Depuis quelques mois le coût des communications téléphoniques sur mobile, à Brazzaville, a considérablement baissé. On peut téléphoner d’un mobile vers l’intérieur comme vers l’extérieur du pays au tarif unique de 89 FCFA (0,13 euro ou 0,17 dollar). Une vraie révolution quand on sait qu’il y a maintenant un an, un troisième opérateur arrivait sur ce juteux marché du mobile avec pour objectif de pousser les prix vers le bas.

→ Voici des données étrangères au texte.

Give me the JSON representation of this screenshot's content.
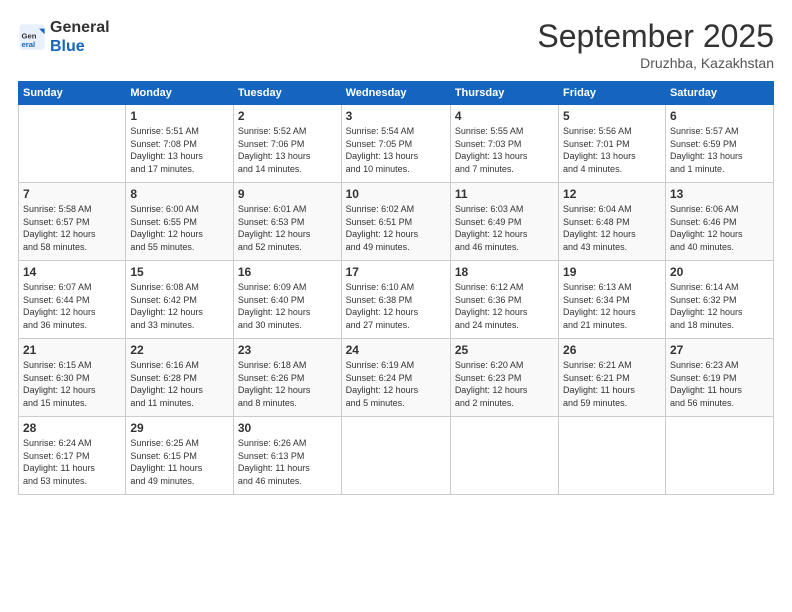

On notera bien évidement que cette baisse constatée est accompagnée de la mise en place d’une réelle volonté de mettre un cadre législatif dans le secteur des télécommunications.

Bien que cette baisse de prix allège la facture des consommateurs même très bavards, elle peut encore s’apparenter à l’arbre qui cache la forêt. En effet après la disparition, presque totale, de la téléphonie filaire, le Congo souffre du coût de la connexion internet qui reste encore inaccessible pour la population. En moyenne, au Congo, un accès de 128k avoisine les 500 000 FCFA (plus de 760 euros ou 1 000 dollars) soit 10 fois le salaire d’un ouvrier congolais. La connexion dans un cyber avoisine les 1 000 FCFA /1heure. Il faut en moyenne 30 000 FCFA/mois (45 euros ou 60 dollars) à un Congolais pour consulter ses mails au moins une fois par jour, soit 1/3 d’un salaire d’ouvrier ou 15% d’un salaire moyen (estimé à 100 000 FCFA) (1), ce qui équivaut à un mois de bourse pour un jeune étudiant.
La minorité congolaise éligible (financièrement) n’est pas épargnée, car elle doit se contenter d’un faible débit équivalent à 128 Kilooctets (2) en descendant (débit du fournisseur vers la station utilisateur), soit le débit disponible en France il y a 15 ans et il y a encore 6 ans au Sénégal pour un tarif dix fois moins élevé à l’époque. Aujourd’hui ces pays offrent des débits allant jusqu’au Megaoctet (3) pour environ 18 000 FCFA/mois).

Des coûts encore excessivement élevés qui pénalisent autant les entreprises, les étudiants, les ONG, les structures économiques que l’administration publique. Force est de constater que le secteur de l’économie congolaise reste la première victime d’un secteur des technologies qui n’apporte pas les avantages attendus.

Dans ces conditions il est difficile de développer des activités économiques autour du numérique. Nous savons que les nouvelles technologies ne sont pas la panacée aux problèmes de développement. Cependant, en optimisant la communication et les échanges d’information, elles peuvent néanmoins créer des puissants réseaux économiques et sociaux pouvant servir de tremplin au développement du Congo.

Les raisons à ce retard sont à rechercher dans le manque d'infrastructures de communication lequel continue à faire tant de mal au Congo. S’il s’avère que le Congo est toujours en attente du raccordement au réseau sous-marin qui lui ouvrira les portes de la toile mondiale par le moyen le plus efficace (fibre optique), il n’en reste pas moins que d’autres solutions semblent encore mal explorées ou méconnues par les experts Congolais. L’occident reste un fournisseur de solutions qui ne reposent pas sur l'analyse de la situation réelle ou d’une étude de faisabilité appropriée au contexte congolais : toute vente reste motivée par une finalité purement commerciale.
Visiblement, le secteur des TIC au Congo ploie encore sous un ensemble de difficultés. Une raison pour que le Congo explore de nouvelles pistes de développement numérique local, à savoir des réseaux nationaux raccordés entre eux, des points d’échanges internet permettant l’interconnexion directe des réseaux nationaux, le stockage des contenus locaux, l’élaboration des contenus locaux, etc.
On pourrait donc changer cette situation qui fait du Congo un pays éclusé numériquement. Pour ce faire, il est important de mieux coordonner la direction de projet et l’assistance technologique dont bénéficie ce pays, une assistance souvent éparpillée et qui finit par s’avérer inefficace.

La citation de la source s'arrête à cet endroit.